All felt phantom limb pain to varying degrees. This pain is well known in the literature even though it still poses a real problem of management [20] .
Regarding the grief work, we notice a psychological impact in our series. Indeed Kübler-Ross E. [9] reports that an amputee goes through 5 mandatory phases that lead or not to the acceptance phase. These five phases are not necessarily all past, nor executed in the same order, nor at the same speed. In our series the phases of haggling and acceptance were not yet performed for most victims.
If for some the psychological management of limb amputees must be early and mandatory; however, in our current practices, in traumatic pathology the vital emergency unfortunately leaves little time for the eventualities of psychological patient and/or the family preparation. This could explain the high frequency of psychological impact the psychosocial impact and personal activities recovery.
5. Conclusions
The epidemiological profile of a HD for severe lower limb trauma is that of a young adult at the beginning of a professional career, traumatized on the road by vehicles of all kinds.
The decision to disarticulate may appear to be “simple and direct” when the patient’s life is in danger or in case of irreparable vascular injury; but it becomes more difficult or even reasonable to take into account the seriousness of the soft parts decay considering the delay of admission and our conditions of work.

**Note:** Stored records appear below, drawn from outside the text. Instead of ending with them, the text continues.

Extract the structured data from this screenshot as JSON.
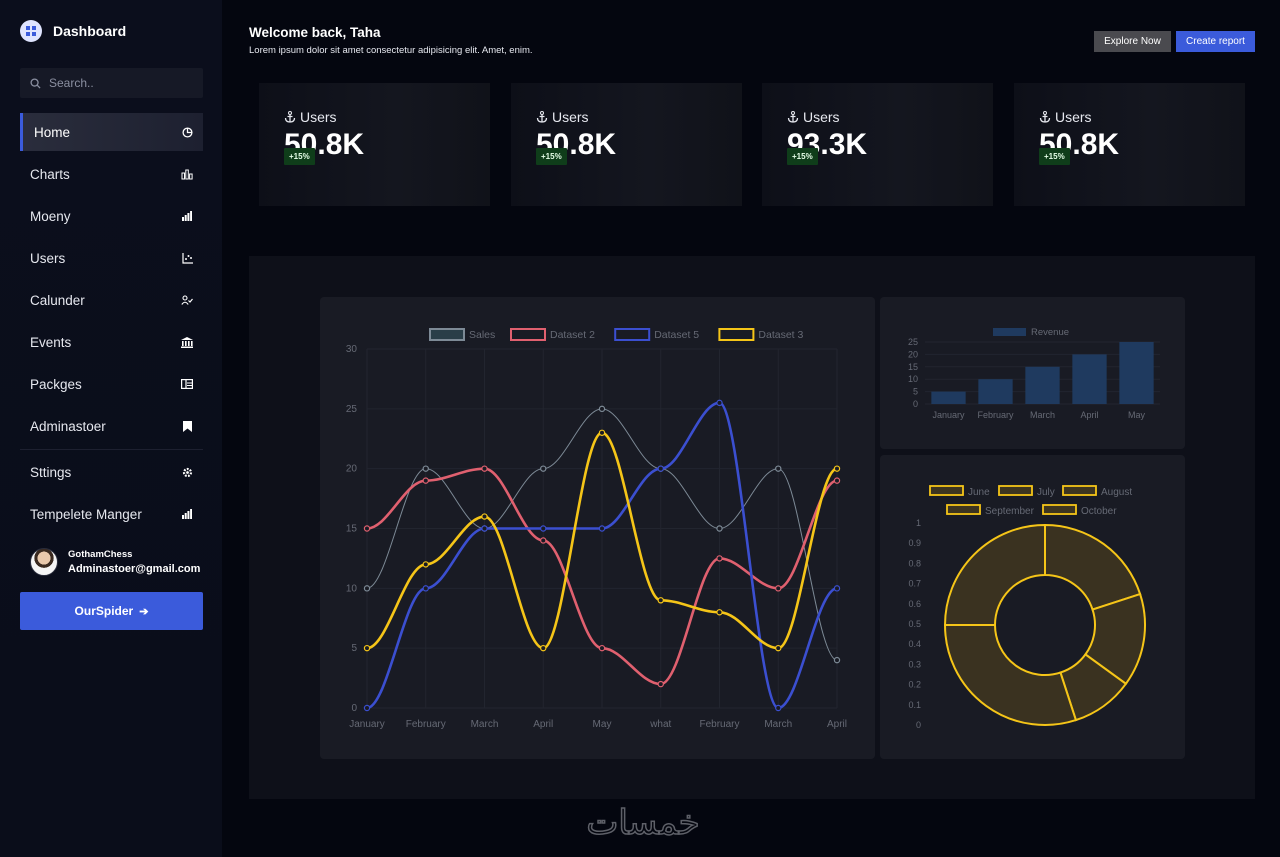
{
  "sidebar": {
    "brand": "Dashboard",
    "search_placeholder": "Search..",
    "items": [
      {
        "label": "Home",
        "icon": "pie-chart-icon"
      },
      {
        "label": "Charts",
        "icon": "bar-chart-icon"
      },
      {
        "label": "Moeny",
        "icon": "signal-bars-icon"
      },
      {
        "label": "Users",
        "icon": "scatter-chart-icon"
      },
      {
        "label": "Calunder",
        "icon": "user-check-icon"
      },
      {
        "label": "Events",
        "icon": "bank-icon"
      },
      {
        "label": "Packges",
        "icon": "table-icon"
      },
      {
        "label": "Adminastoer",
        "icon": "bookmark-icon"
      },
      {
        "label": "Sttings",
        "icon": "gear-icon"
      },
      {
        "label": "Tempelete Manger",
        "icon": "signal-bars-icon"
      }
    ],
    "profile": {
      "name": "GothamChess",
      "email": "Adminastoer@gmail.com"
    },
    "cta_label": "OurSpider"
  },
  "header": {
    "title": "Welcome back, Taha",
    "subtitle": "Lorem ipsum dolor sit amet consectetur adipisicing elit. Amet, enim.",
    "explore_label": "Explore Now",
    "report_label": "Create report"
  },
  "stats": [
    {
      "label": "Users",
      "value": "50.8K",
      "badge": "+15%"
    },
    {
      "label": "Users",
      "value": "50.8K",
      "badge": "+15%"
    },
    {
      "label": "Users",
      "value": "93.3K",
      "badge": "+15%"
    },
    {
      "label": "Users",
      "value": "50.8K",
      "badge": "+15%"
    }
  ],
  "colors": {
    "accent": "#3b5bdb",
    "badge_bg": "#0f3d1a",
    "red": "#e0606f",
    "yellow": "#f5c518",
    "gray": "#7d8a96"
  },
  "watermark": "خمسات",
  "chart_data": [
    {
      "type": "line",
      "categories": [
        "January",
        "February",
        "March",
        "April",
        "May",
        "what",
        "February",
        "March",
        "April"
      ],
      "ylim": [
        0,
        30
      ],
      "yticks": [
        0,
        5,
        10,
        15,
        20,
        25,
        30
      ],
      "legend": "top",
      "series": [
        {
          "name": "Sales",
          "color": "#7d8a96",
          "values": [
            10,
            20,
            15,
            20,
            25,
            20,
            15,
            20,
            4
          ]
        },
        {
          "name": "Dataset 2",
          "color": "#e0606f",
          "values": [
            15,
            19,
            20,
            14,
            5,
            2,
            12.5,
            10,
            19
          ]
        },
        {
          "name": "Dataset 5",
          "color": "#3b4fd0",
          "values": [
            0,
            10,
            15,
            15,
            15,
            20,
            25.5,
            0,
            10
          ]
        },
        {
          "name": "Dataset 3",
          "color": "#f5c518",
          "values": [
            5,
            12,
            16,
            5,
            23,
            9,
            8,
            5,
            20
          ]
        }
      ]
    },
    {
      "type": "bar",
      "categories": [
        "January",
        "February",
        "March",
        "April",
        "May"
      ],
      "ylim": [
        0,
        25
      ],
      "yticks": [
        0,
        5,
        10,
        15,
        20,
        25
      ],
      "legend": "top",
      "series": [
        {
          "name": "Revenue",
          "color": "#1f3a5f",
          "values": [
            5,
            10,
            15,
            20,
            25
          ]
        }
      ]
    },
    {
      "type": "pie",
      "donut": true,
      "categories": [
        "June",
        "July",
        "August",
        "September",
        "October"
      ],
      "values": [
        20,
        15,
        10,
        30,
        25
      ],
      "ylim": [
        0,
        1
      ],
      "yticks": [
        "0",
        "0.1",
        "0.2",
        "0.3",
        "0.4",
        "0.5",
        "0.6",
        "0.7",
        "0.8",
        "0.9",
        "1"
      ],
      "legend": "top",
      "color": "#f5c518"
    }
  ]
}
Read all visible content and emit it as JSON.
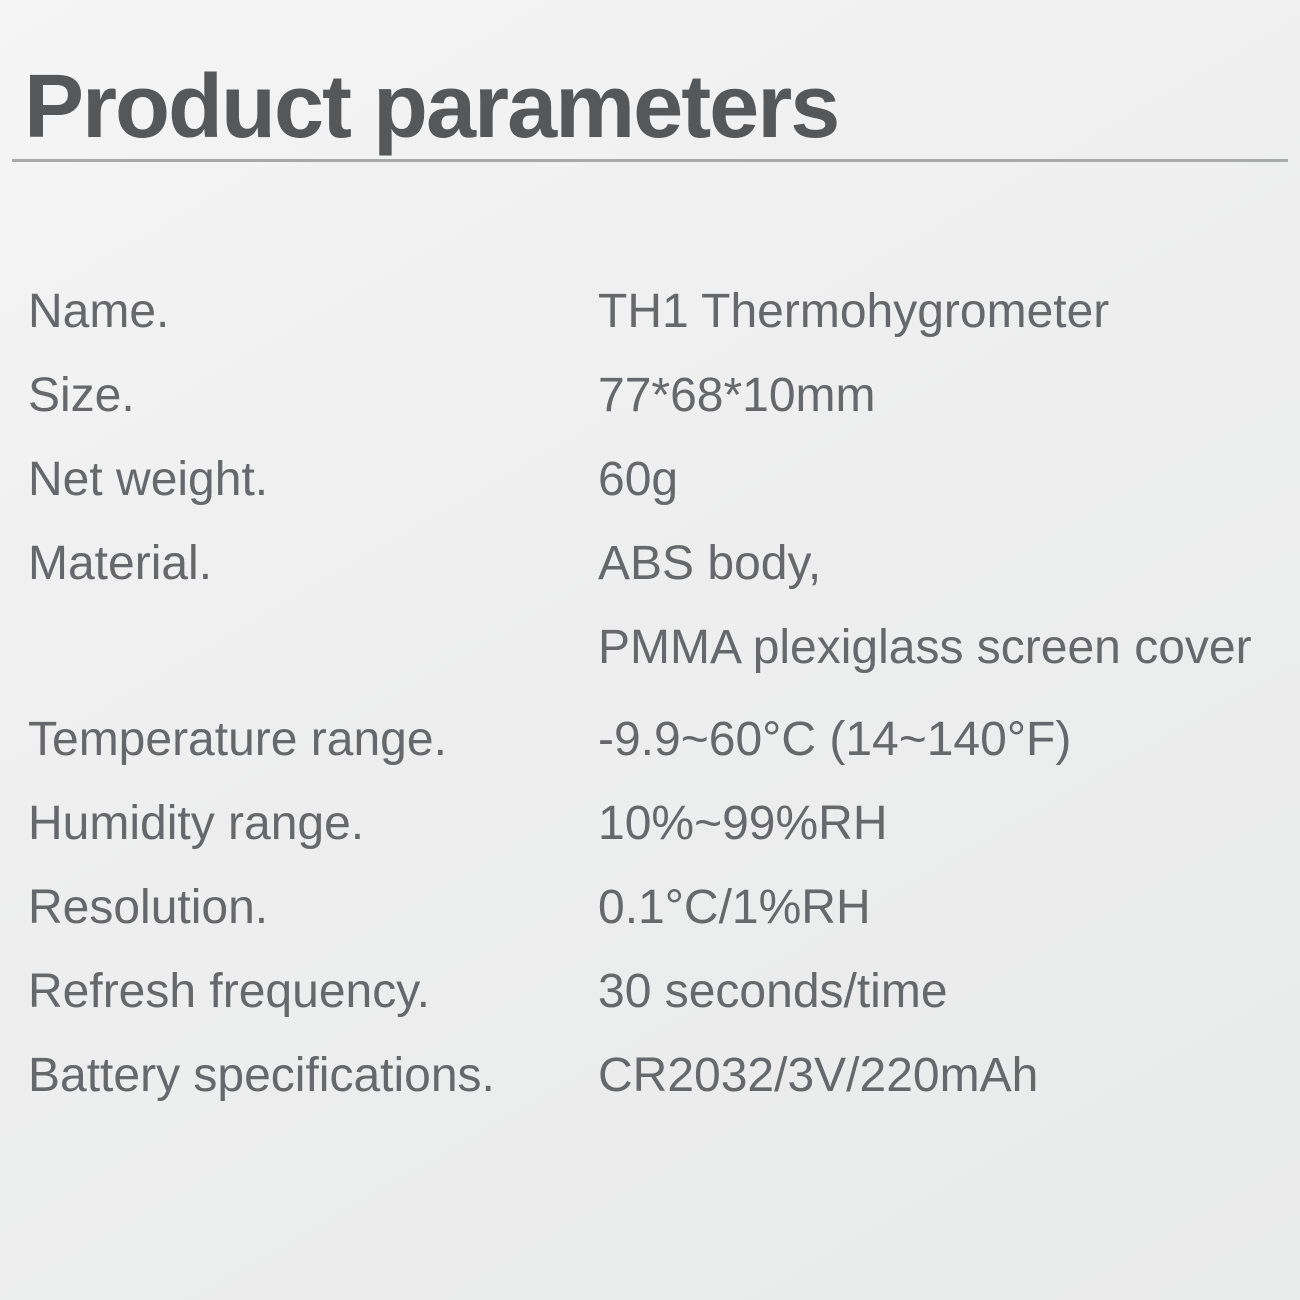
{
  "page": {
    "title": "Product parameters"
  },
  "specs": {
    "rows": [
      {
        "label": "Name.",
        "value": "TH1 Thermohygrometer"
      },
      {
        "label": "Size.",
        "value": "77*68*10mm"
      },
      {
        "label": "Net weight.",
        "value": "60g"
      },
      {
        "label": "Material.",
        "value": "ABS body,",
        "value2": "PMMA plexiglass screen cover"
      },
      {
        "label": "Temperature range.",
        "value": "-9.9~60°C (14~140°F)"
      },
      {
        "label": "Humidity range.",
        "value": "10%~99%RH"
      },
      {
        "label": "Resolution.",
        "value": "0.1°C/1%RH"
      },
      {
        "label": "Refresh frequency.",
        "value": "30 seconds/time"
      },
      {
        "label": "Battery specifications.",
        "value": "CR2032/3V/220mAh"
      }
    ]
  },
  "colors": {
    "title_text": "#565759",
    "body_text": "#66686b",
    "divider": "#a8aaaa",
    "background_top": "#f5f5f5",
    "background_bottom": "#e9eaea"
  }
}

The complications are often dominated by infection. Quality of life of the disarticulated patients is bad because of the persistence of the pain, the occurrence of a major motor handicap and the impossibility of apparatus limiting the social and relational life.
The HD itself is a trouble that the patient must face with all possible support of the medico-surgical team and family.
Limits of our series of case study are the retrospective nature of the study, and it comes from clinical observations which does not represent the population at risk or the magnitude of the phenomenon.
Consent
This study was approved by local ethic committee. These patients and the families were informed that data from the case would be submitted for publication and provided their consent accordingly.
Conflict of Interests
The authors declare that they have no competing interests.
Author’s Contributions
All the authors contribute to the writing of this manuscript and have read and approved the final version.